Cresce para 16 o Número de Municípios em Emergência no Amazonas Devido às Cheias

Recentemente, a situação de emergência provocada pelas cheias no estado do Amazonas se agravou, com 16 municípios agora reconhecidos oficialmente como afetados. O balanço foi divulgado pela Defesa Civil do Estado na terça-feira, 28 de outubro, e revela que aproximadamente 133 mil pessoas já enfrentam os impactos das inundações.

Municípios Atingidos e Alerta Atual

A cidade de Jutaí foi a mais recente a ser incluída na lista de municípios em situação de emergência. Apesar da gravidade, a Defesa Civil ainda não forneceu dados atualizados sobre a medição do nível do Rio Jutaí. Além dos 16 municípios em emergência, outros quatro estão em alerta, enquanto 31 municípios permanecem em estado de atenção, e 11, incluindo a capital Manaus, estão em situação de normalidade.

Lista de Municípios em Situação Crítica

Os municípios que enfrentam emergência são: Atalaia do Norte, Benjamin Constant, Boca do Acre, Canutama, Carauari, Eirunepé, Itamarati, Ipixuna, Juruá, Jutaí, Lábrea, Santo Antônio do Içá, Tabatinga, Tapauá, Tonantins e Guajará.

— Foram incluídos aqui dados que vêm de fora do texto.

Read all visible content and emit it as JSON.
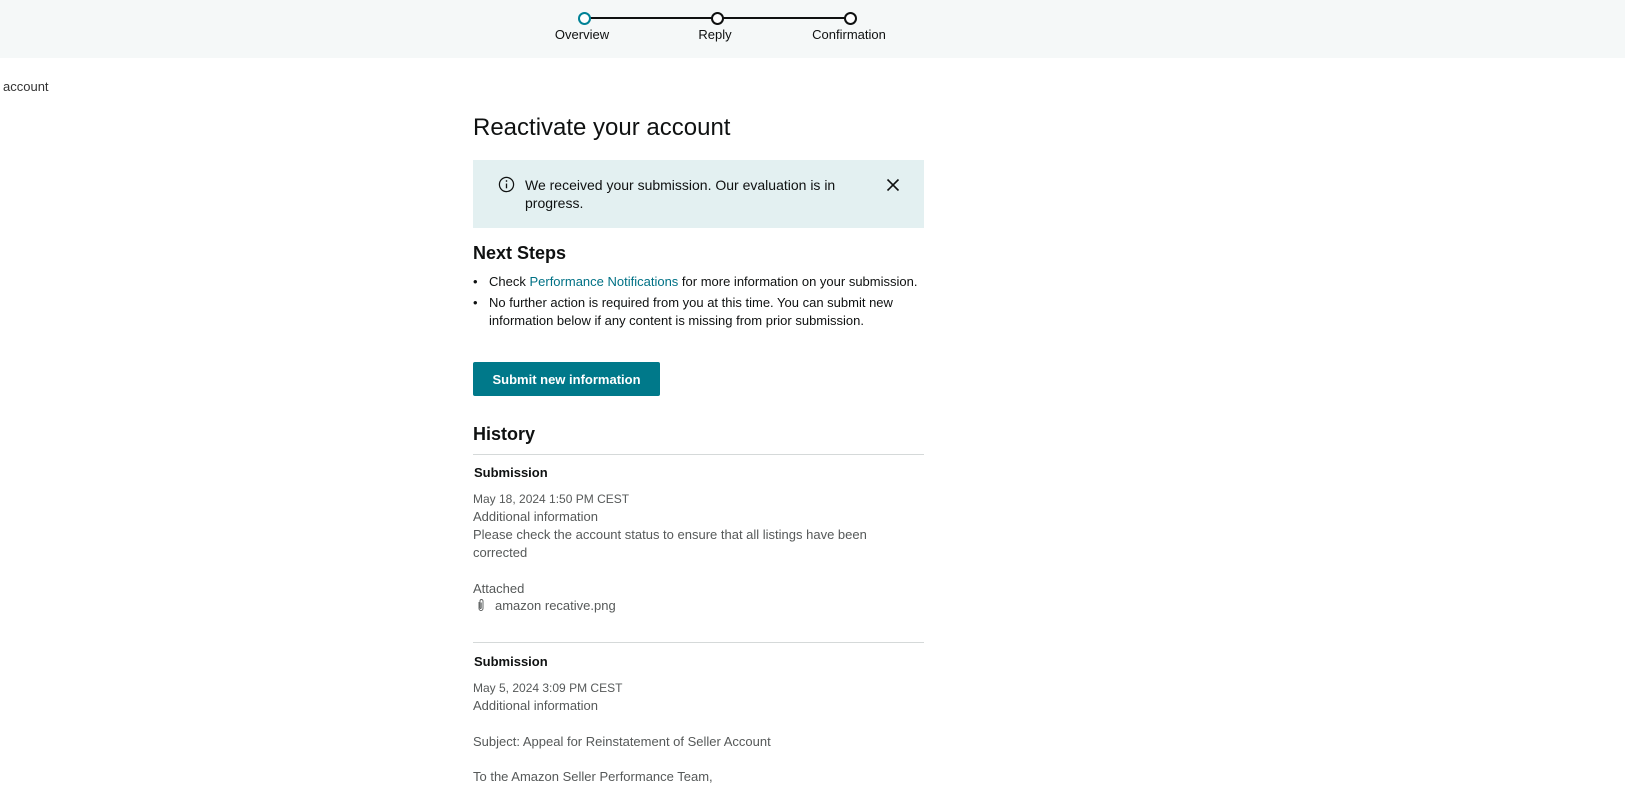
{
  "stepper": {
    "steps": [
      {
        "label": "Overview",
        "active": true
      },
      {
        "label": "Reply",
        "active": false
      },
      {
        "label": "Confirmation",
        "active": false
      }
    ]
  },
  "breadcrumb": "account",
  "page": {
    "title": "Reactivate your account"
  },
  "alert": {
    "icon": "info-icon",
    "text": "We received your submission. Our evaluation is in progress.",
    "close_icon": "close-icon"
  },
  "next_steps": {
    "heading": "Next Steps",
    "item1_prefix": "Check ",
    "item1_link": "Performance Notifications",
    "item1_suffix": " for more information on your submission.",
    "item2": "No further action is required from you at this time. You can submit new information below if any content is missing from prior submission."
  },
  "submit_button": "Submit new information",
  "history": {
    "heading": "History",
    "submissions": [
      {
        "title": "Submission",
        "date": "May 18, 2024 1:50 PM CEST",
        "type": "Additional information",
        "body": "Please check the account status to ensure that all listings have been corrected",
        "attached_label": "Attached",
        "attachment": "amazon recative.png"
      },
      {
        "title": "Submission",
        "date": "May 5, 2024 3:09 PM CEST",
        "type": "Additional information",
        "subject": "Subject: Appeal for Reinstatement of Seller Account",
        "greeting": "To the Amazon Seller Performance Team,"
      }
    ]
  },
  "colors": {
    "accent": "#008296",
    "button": "#00798a",
    "alert_bg": "#e3f0f1",
    "link": "#007185"
  }
}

Já aqueles sob alerta incluem Amaturá, Envira, Pauini e São Paulo de Olivença. Os municípios em atenção são Alvarães, Anamã, Anori, Apuí, Barreirinha, Beruri, Boa Vista do Ramos, Borba, Caapiranga, Careiro, Careiro da Várzea, Careiro Castanho, Coari, Codajás, Fonte Boa, Humaitá, Iranduba, Japurá, Jutaí, Manacapuru, Manaquiri, Manicoré, Maraã, Maués, Nhamundá, Nova Olinda do Norte, Novo Aripuanã, Parintins, São Sebastião do Uatumã, Tefé, Uarini e Urucará.

Ações Governamentais em Resposta à Crise

Com o intuito de mitigar os efeitos da cheia, o governo estadual implementou diversas medidas. Entre elas, a distribuição de 120 kits de purificadores de água do projeto Água Boa para 20 municípios, incluindo Santa Isabel do Rio Negro, Iranduba e Itacoatiara. Essa iniciativa visa assegurar o acesso à água potável para as comunidades ribeirinhas.

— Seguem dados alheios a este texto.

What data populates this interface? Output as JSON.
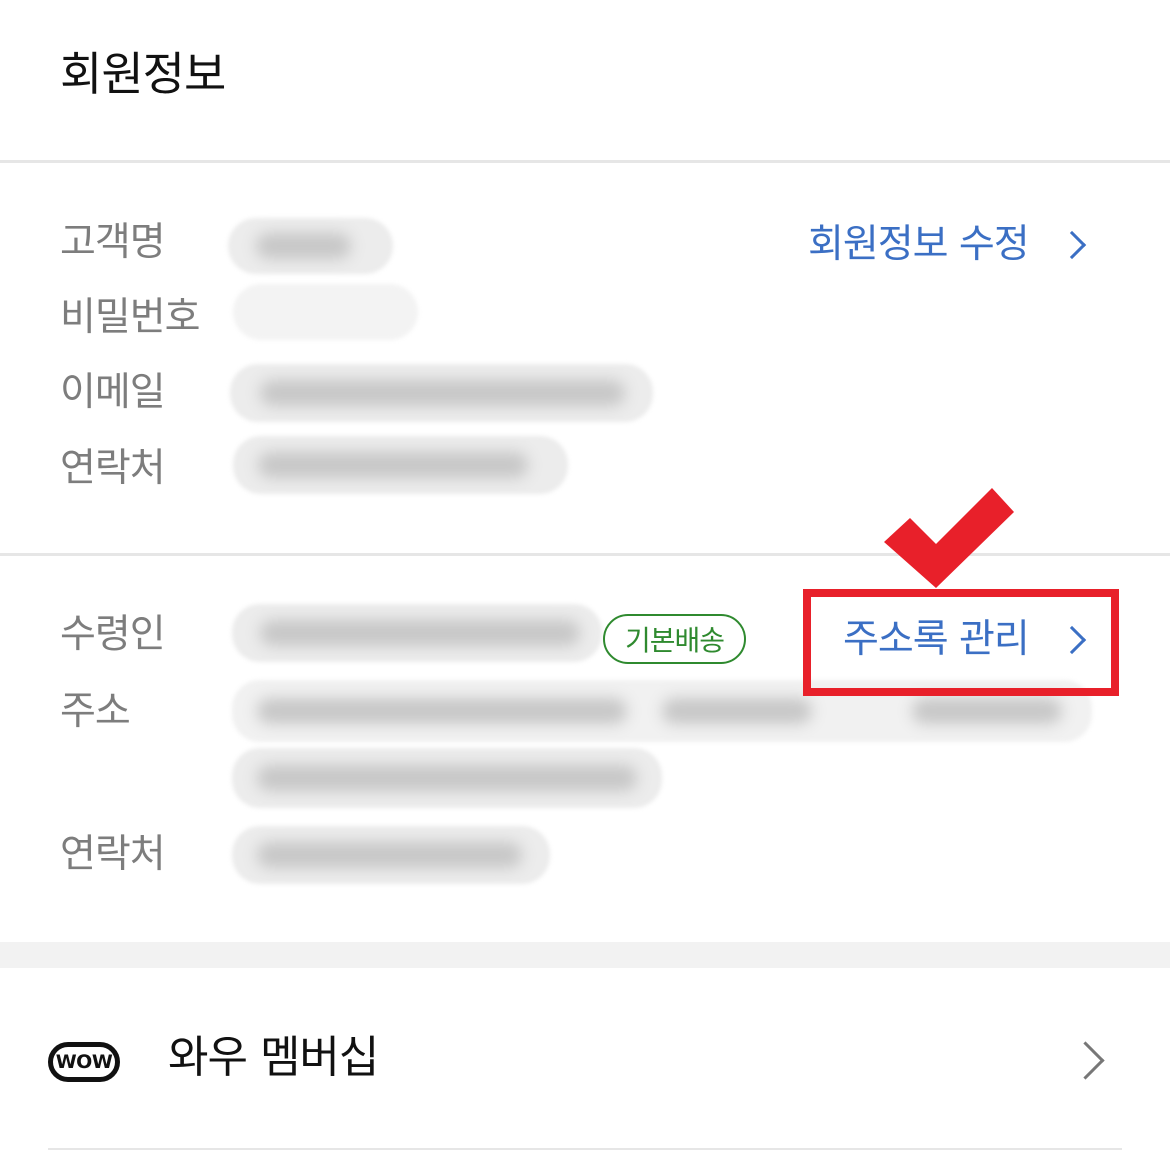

Medidas Econômicas e Monitoramento

Em termos econômicos, a Agência de Fomento do Estado do Amazonas (Afeam) anunciou ações emergenciais, como a ampliação do crédito, isenção de garantias e renegociação de dívidas, proporcionando prazos mais longos e períodos de carência para o início dos pagamentos. A Defesa Civil também informou que o monitoramento dos rios segue em operação contínua pelo Centro de Monitoramento e Alerta, com o apoio do Comitê Permanente de Enfrentamento a Eventos Climáticos e Ambientais.

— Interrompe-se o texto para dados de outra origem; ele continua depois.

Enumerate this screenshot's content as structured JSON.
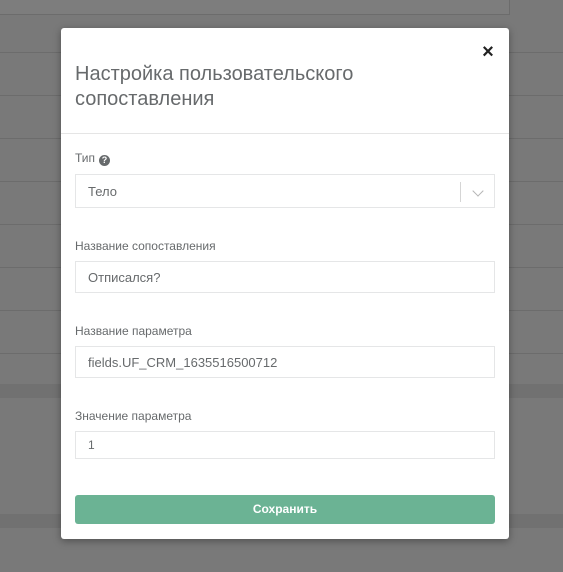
{
  "modal": {
    "title": "Настройка пользовательского сопоставления",
    "close_symbol": "×"
  },
  "fields": {
    "type": {
      "label": "Тип",
      "help_icon": "question-circle-icon",
      "value": "Тело"
    },
    "mapping_name": {
      "label": "Название сопоставления",
      "value": "Отписался?"
    },
    "param_name": {
      "label": "Название параметра",
      "value": "fields.UF_CRM_1635516500712"
    },
    "param_value": {
      "label": "Значение параметра",
      "value": "1"
    }
  },
  "actions": {
    "save_label": "Сохранить"
  },
  "colors": {
    "primary": "#6bb394",
    "text": "#676a6c",
    "border": "#e5e6e7"
  }
}
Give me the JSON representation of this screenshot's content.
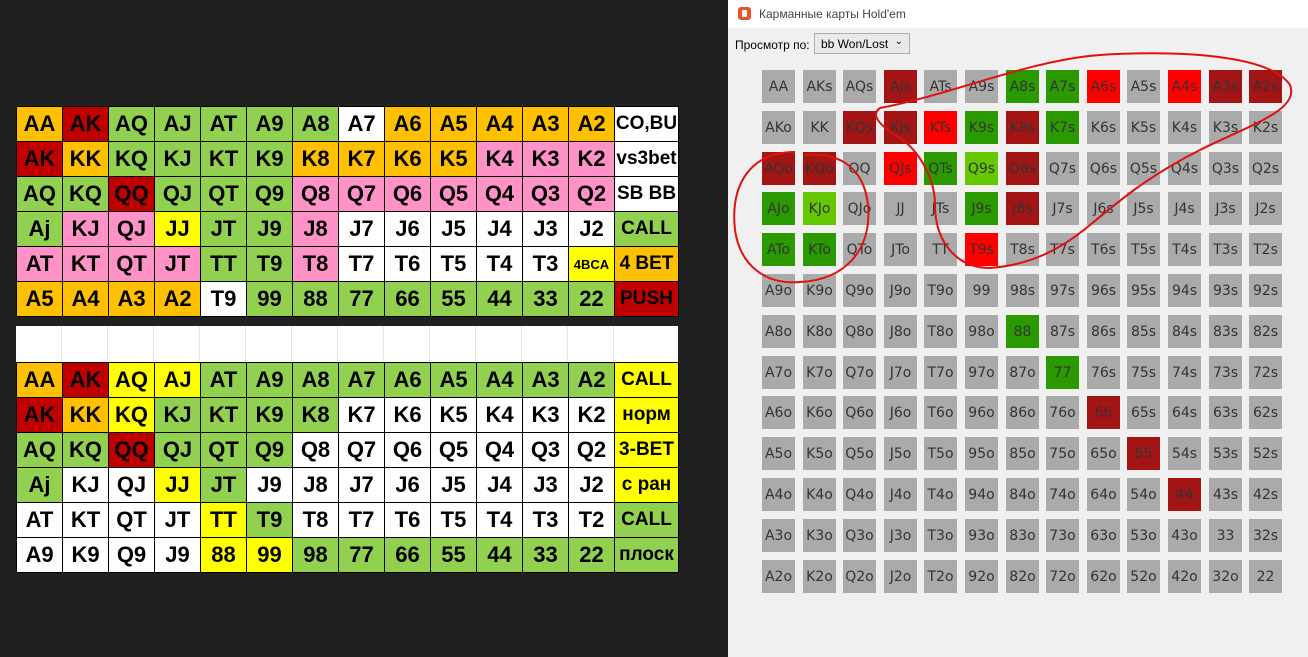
{
  "spreadsheet": {
    "top_rows": [
      [
        [
          "AA",
          "o"
        ],
        [
          "AK",
          "r"
        ],
        [
          "AQ",
          "g"
        ],
        [
          "AJ",
          "g"
        ],
        [
          "AT",
          "g"
        ],
        [
          "A9",
          "g"
        ],
        [
          "A8",
          "g"
        ],
        [
          "A7",
          "w"
        ],
        [
          "A6",
          "o"
        ],
        [
          "A5",
          "o"
        ],
        [
          "A4",
          "o"
        ],
        [
          "A3",
          "o"
        ],
        [
          "A2",
          "o"
        ],
        [
          "CO,BU",
          "w"
        ]
      ],
      [
        [
          "AK",
          "r"
        ],
        [
          "KK",
          "o"
        ],
        [
          "KQ",
          "g"
        ],
        [
          "KJ",
          "g"
        ],
        [
          "KT",
          "g"
        ],
        [
          "K9",
          "g"
        ],
        [
          "K8",
          "o"
        ],
        [
          "K7",
          "o"
        ],
        [
          "K6",
          "o"
        ],
        [
          "K5",
          "o"
        ],
        [
          "K4",
          "p"
        ],
        [
          "K3",
          "p"
        ],
        [
          "K2",
          "p"
        ],
        [
          "vs3bet",
          "w"
        ]
      ],
      [
        [
          "AQ",
          "g"
        ],
        [
          "KQ",
          "g"
        ],
        [
          "QQ",
          "r"
        ],
        [
          "QJ",
          "g"
        ],
        [
          "QT",
          "g"
        ],
        [
          "Q9",
          "g"
        ],
        [
          "Q8",
          "p"
        ],
        [
          "Q7",
          "p"
        ],
        [
          "Q6",
          "p"
        ],
        [
          "Q5",
          "p"
        ],
        [
          "Q4",
          "p"
        ],
        [
          "Q3",
          "p"
        ],
        [
          "Q2",
          "p"
        ],
        [
          "SB BB",
          "w"
        ]
      ],
      [
        [
          "Aj",
          "g"
        ],
        [
          "KJ",
          "p"
        ],
        [
          "QJ",
          "p"
        ],
        [
          "JJ",
          "y"
        ],
        [
          "JT",
          "g"
        ],
        [
          "J9",
          "g"
        ],
        [
          "J8",
          "p"
        ],
        [
          "J7",
          "w"
        ],
        [
          "J6",
          "w"
        ],
        [
          "J5",
          "w"
        ],
        [
          "J4",
          "w"
        ],
        [
          "J3",
          "w"
        ],
        [
          "J2",
          "w"
        ],
        [
          "CALL",
          "g"
        ]
      ],
      [
        [
          "AT",
          "p"
        ],
        [
          "KT",
          "p"
        ],
        [
          "QT",
          "p"
        ],
        [
          "JT",
          "p"
        ],
        [
          "TT",
          "g"
        ],
        [
          "T9",
          "g"
        ],
        [
          "T8",
          "p"
        ],
        [
          "T7",
          "w"
        ],
        [
          "T6",
          "w"
        ],
        [
          "T5",
          "w"
        ],
        [
          "T4",
          "w"
        ],
        [
          "T3",
          "w"
        ],
        [
          "4BCA",
          "y"
        ],
        [
          "4 BET",
          "o"
        ]
      ],
      [
        [
          "A5",
          "o"
        ],
        [
          "A4",
          "o"
        ],
        [
          "A3",
          "o"
        ],
        [
          "A2",
          "o"
        ],
        [
          "T9",
          "w"
        ],
        [
          "99",
          "g"
        ],
        [
          "88",
          "g"
        ],
        [
          "77",
          "g"
        ],
        [
          "66",
          "g"
        ],
        [
          "55",
          "g"
        ],
        [
          "44",
          "g"
        ],
        [
          "33",
          "g"
        ],
        [
          "22",
          "g"
        ],
        [
          "PUSH",
          "r"
        ]
      ]
    ],
    "bottom_rows": [
      [
        [
          "AA",
          "o"
        ],
        [
          "AK",
          "r"
        ],
        [
          "AQ",
          "y"
        ],
        [
          "AJ",
          "y"
        ],
        [
          "AT",
          "g"
        ],
        [
          "A9",
          "g"
        ],
        [
          "A8",
          "g"
        ],
        [
          "A7",
          "g"
        ],
        [
          "A6",
          "g"
        ],
        [
          "A5",
          "g"
        ],
        [
          "A4",
          "g"
        ],
        [
          "A3",
          "g"
        ],
        [
          "A2",
          "g"
        ],
        [
          "CALL",
          "y"
        ]
      ],
      [
        [
          "AK",
          "r"
        ],
        [
          "KK",
          "o"
        ],
        [
          "KQ",
          "y"
        ],
        [
          "KJ",
          "g"
        ],
        [
          "KT",
          "g"
        ],
        [
          "K9",
          "g"
        ],
        [
          "K8",
          "g"
        ],
        [
          "K7",
          "w"
        ],
        [
          "K6",
          "w"
        ],
        [
          "K5",
          "w"
        ],
        [
          "K4",
          "w"
        ],
        [
          "K3",
          "w"
        ],
        [
          "K2",
          "w"
        ],
        [
          "норм",
          "y"
        ]
      ],
      [
        [
          "AQ",
          "g"
        ],
        [
          "KQ",
          "g"
        ],
        [
          "QQ",
          "r"
        ],
        [
          "QJ",
          "g"
        ],
        [
          "QT",
          "g"
        ],
        [
          "Q9",
          "g"
        ],
        [
          "Q8",
          "w"
        ],
        [
          "Q7",
          "w"
        ],
        [
          "Q6",
          "w"
        ],
        [
          "Q5",
          "w"
        ],
        [
          "Q4",
          "w"
        ],
        [
          "Q3",
          "w"
        ],
        [
          "Q2",
          "w"
        ],
        [
          "3-BET",
          "y"
        ]
      ],
      [
        [
          "Aj",
          "g"
        ],
        [
          "KJ",
          "w"
        ],
        [
          "QJ",
          "w"
        ],
        [
          "JJ",
          "y"
        ],
        [
          "JT",
          "g"
        ],
        [
          "J9",
          "w"
        ],
        [
          "J8",
          "w"
        ],
        [
          "J7",
          "w"
        ],
        [
          "J6",
          "w"
        ],
        [
          "J5",
          "w"
        ],
        [
          "J4",
          "w"
        ],
        [
          "J3",
          "w"
        ],
        [
          "J2",
          "w"
        ],
        [
          "с ран",
          "y"
        ]
      ],
      [
        [
          "AT",
          "w"
        ],
        [
          "KT",
          "w"
        ],
        [
          "QT",
          "w"
        ],
        [
          "JT",
          "w"
        ],
        [
          "TT",
          "y"
        ],
        [
          "T9",
          "g"
        ],
        [
          "T8",
          "w"
        ],
        [
          "T7",
          "w"
        ],
        [
          "T6",
          "w"
        ],
        [
          "T5",
          "w"
        ],
        [
          "T4",
          "w"
        ],
        [
          "T3",
          "w"
        ],
        [
          "T2",
          "w"
        ],
        [
          "CALL",
          "g"
        ]
      ],
      [
        [
          "A9",
          "w"
        ],
        [
          "K9",
          "w"
        ],
        [
          "Q9",
          "w"
        ],
        [
          "J9",
          "w"
        ],
        [
          "88",
          "y"
        ],
        [
          "99",
          "y"
        ],
        [
          "98",
          "g"
        ],
        [
          "77",
          "g"
        ],
        [
          "66",
          "g"
        ],
        [
          "55",
          "g"
        ],
        [
          "44",
          "g"
        ],
        [
          "33",
          "g"
        ],
        [
          "22",
          "g"
        ],
        [
          "плоск",
          "g"
        ]
      ]
    ]
  },
  "window": {
    "title": "Карманные карты Hold'em",
    "view_label": "Просмотр по:",
    "view_select_value": "bb Won/Lost"
  },
  "hand_grid": {
    "colors": {
      "n": "#aaaaaa",
      "dr": "#a31515",
      "r": "#ff0000",
      "g": "#2a9a00",
      "lg": "#66c800"
    },
    "rows": [
      [
        [
          "AA",
          "n"
        ],
        [
          "AKs",
          "n"
        ],
        [
          "AQs",
          "n"
        ],
        [
          "AJs",
          "dr"
        ],
        [
          "ATs",
          "n"
        ],
        [
          "A9s",
          "n"
        ],
        [
          "A8s",
          "g"
        ],
        [
          "A7s",
          "g"
        ],
        [
          "A6s",
          "r"
        ],
        [
          "A5s",
          "n"
        ],
        [
          "A4s",
          "r"
        ],
        [
          "A3s",
          "dr"
        ],
        [
          "A2s",
          "dr"
        ]
      ],
      [
        [
          "AKo",
          "n"
        ],
        [
          "KK",
          "n"
        ],
        [
          "KQs",
          "dr"
        ],
        [
          "KJs",
          "dr"
        ],
        [
          "KTs",
          "r"
        ],
        [
          "K9s",
          "g"
        ],
        [
          "K8s",
          "dr"
        ],
        [
          "K7s",
          "g"
        ],
        [
          "K6s",
          "n"
        ],
        [
          "K5s",
          "n"
        ],
        [
          "K4s",
          "n"
        ],
        [
          "K3s",
          "n"
        ],
        [
          "K2s",
          "n"
        ]
      ],
      [
        [
          "AQo",
          "dr"
        ],
        [
          "KQo",
          "dr"
        ],
        [
          "QQ",
          "n"
        ],
        [
          "QJs",
          "r"
        ],
        [
          "QTs",
          "g"
        ],
        [
          "Q9s",
          "lg"
        ],
        [
          "Q8s",
          "dr"
        ],
        [
          "Q7s",
          "n"
        ],
        [
          "Q6s",
          "n"
        ],
        [
          "Q5s",
          "n"
        ],
        [
          "Q4s",
          "n"
        ],
        [
          "Q3s",
          "n"
        ],
        [
          "Q2s",
          "n"
        ]
      ],
      [
        [
          "AJo",
          "g"
        ],
        [
          "KJo",
          "lg"
        ],
        [
          "QJo",
          "n"
        ],
        [
          "JJ",
          "n"
        ],
        [
          "JTs",
          "n"
        ],
        [
          "J9s",
          "g"
        ],
        [
          "J8s",
          "dr"
        ],
        [
          "J7s",
          "n"
        ],
        [
          "J6s",
          "n"
        ],
        [
          "J5s",
          "n"
        ],
        [
          "J4s",
          "n"
        ],
        [
          "J3s",
          "n"
        ],
        [
          "J2s",
          "n"
        ]
      ],
      [
        [
          "ATo",
          "g"
        ],
        [
          "KTo",
          "g"
        ],
        [
          "QTo",
          "n"
        ],
        [
          "JTo",
          "n"
        ],
        [
          "TT",
          "n"
        ],
        [
          "T9s",
          "r"
        ],
        [
          "T8s",
          "n"
        ],
        [
          "T7s",
          "n"
        ],
        [
          "T6s",
          "n"
        ],
        [
          "T5s",
          "n"
        ],
        [
          "T4s",
          "n"
        ],
        [
          "T3s",
          "n"
        ],
        [
          "T2s",
          "n"
        ]
      ],
      [
        [
          "A9o",
          "n"
        ],
        [
          "K9o",
          "n"
        ],
        [
          "Q9o",
          "n"
        ],
        [
          "J9o",
          "n"
        ],
        [
          "T9o",
          "n"
        ],
        [
          "99",
          "n"
        ],
        [
          "98s",
          "n"
        ],
        [
          "97s",
          "n"
        ],
        [
          "96s",
          "n"
        ],
        [
          "95s",
          "n"
        ],
        [
          "94s",
          "n"
        ],
        [
          "93s",
          "n"
        ],
        [
          "92s",
          "n"
        ]
      ],
      [
        [
          "A8o",
          "n"
        ],
        [
          "K8o",
          "n"
        ],
        [
          "Q8o",
          "n"
        ],
        [
          "J8o",
          "n"
        ],
        [
          "T8o",
          "n"
        ],
        [
          "98o",
          "n"
        ],
        [
          "88",
          "g"
        ],
        [
          "87s",
          "n"
        ],
        [
          "86s",
          "n"
        ],
        [
          "85s",
          "n"
        ],
        [
          "84s",
          "n"
        ],
        [
          "83s",
          "n"
        ],
        [
          "82s",
          "n"
        ]
      ],
      [
        [
          "A7o",
          "n"
        ],
        [
          "K7o",
          "n"
        ],
        [
          "Q7o",
          "n"
        ],
        [
          "J7o",
          "n"
        ],
        [
          "T7o",
          "n"
        ],
        [
          "97o",
          "n"
        ],
        [
          "87o",
          "n"
        ],
        [
          "77",
          "g"
        ],
        [
          "76s",
          "n"
        ],
        [
          "75s",
          "n"
        ],
        [
          "74s",
          "n"
        ],
        [
          "73s",
          "n"
        ],
        [
          "72s",
          "n"
        ]
      ],
      [
        [
          "A6o",
          "n"
        ],
        [
          "K6o",
          "n"
        ],
        [
          "Q6o",
          "n"
        ],
        [
          "J6o",
          "n"
        ],
        [
          "T6o",
          "n"
        ],
        [
          "96o",
          "n"
        ],
        [
          "86o",
          "n"
        ],
        [
          "76o",
          "n"
        ],
        [
          "66",
          "dr"
        ],
        [
          "65s",
          "n"
        ],
        [
          "64s",
          "n"
        ],
        [
          "63s",
          "n"
        ],
        [
          "62s",
          "n"
        ]
      ],
      [
        [
          "A5o",
          "n"
        ],
        [
          "K5o",
          "n"
        ],
        [
          "Q5o",
          "n"
        ],
        [
          "J5o",
          "n"
        ],
        [
          "T5o",
          "n"
        ],
        [
          "95o",
          "n"
        ],
        [
          "85o",
          "n"
        ],
        [
          "75o",
          "n"
        ],
        [
          "65o",
          "n"
        ],
        [
          "55",
          "dr"
        ],
        [
          "54s",
          "n"
        ],
        [
          "53s",
          "n"
        ],
        [
          "52s",
          "n"
        ]
      ],
      [
        [
          "A4o",
          "n"
        ],
        [
          "K4o",
          "n"
        ],
        [
          "Q4o",
          "n"
        ],
        [
          "J4o",
          "n"
        ],
        [
          "T4o",
          "n"
        ],
        [
          "94o",
          "n"
        ],
        [
          "84o",
          "n"
        ],
        [
          "74o",
          "n"
        ],
        [
          "64o",
          "n"
        ],
        [
          "54o",
          "n"
        ],
        [
          "44",
          "dr"
        ],
        [
          "43s",
          "n"
        ],
        [
          "42s",
          "n"
        ]
      ],
      [
        [
          "A3o",
          "n"
        ],
        [
          "K3o",
          "n"
        ],
        [
          "Q3o",
          "n"
        ],
        [
          "J3o",
          "n"
        ],
        [
          "T3o",
          "n"
        ],
        [
          "93o",
          "n"
        ],
        [
          "83o",
          "n"
        ],
        [
          "73o",
          "n"
        ],
        [
          "63o",
          "n"
        ],
        [
          "53o",
          "n"
        ],
        [
          "43o",
          "n"
        ],
        [
          "33",
          "n"
        ],
        [
          "32s",
          "n"
        ]
      ],
      [
        [
          "A2o",
          "n"
        ],
        [
          "K2o",
          "n"
        ],
        [
          "Q2o",
          "n"
        ],
        [
          "J2o",
          "n"
        ],
        [
          "T2o",
          "n"
        ],
        [
          "92o",
          "n"
        ],
        [
          "82o",
          "n"
        ],
        [
          "72o",
          "n"
        ],
        [
          "62o",
          "n"
        ],
        [
          "52o",
          "n"
        ],
        [
          "42o",
          "n"
        ],
        [
          "32o",
          "n"
        ],
        [
          "22",
          "n"
        ]
      ]
    ]
  }
}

Orientações de Saúde Durante a Cheia

A Secretaria de Estado de Saúde do Amazonas (SES-AM), através da Fundação de Vigilância em Saúde do Amazonas Dra. Rosemary Costa Pinto (FVS-RCP), divulgou uma nota técnica com recomendações para lidar com os riscos associados ao aumento das águas. O documento sugere que os municípios intensifiquem a vacinação, especialmente contra hepatite, tétano e raiva, além de incluir a vacinação de cães e gatos e a manutenção de estoques de imunizantes.

Importância da Qualidade da Água

A nota também enfatiza a necessidade de distribuir hipoclorito de sódio a 2,5% para o tratamento da água, especialmente em regiões rurais. É crucial monitorar a qualidade da água, identificar falhas nos sistemas de abastecimento e implementar ações imediatas em caso de contaminação, assegurando assim a saúde das populações afetadas.

Conclusão

A situação das cheias no Amazonas exige uma resposta coordenada e eficaz tanto em termos de assistência às vítimas quanto no monitoramento das condições ambientais. A colaboração entre diferentes órgãos do governo e a conscientização da população são fundamentais para mitigar os impactos e garantir a segurança e o bem-estar das comunidades afetadas.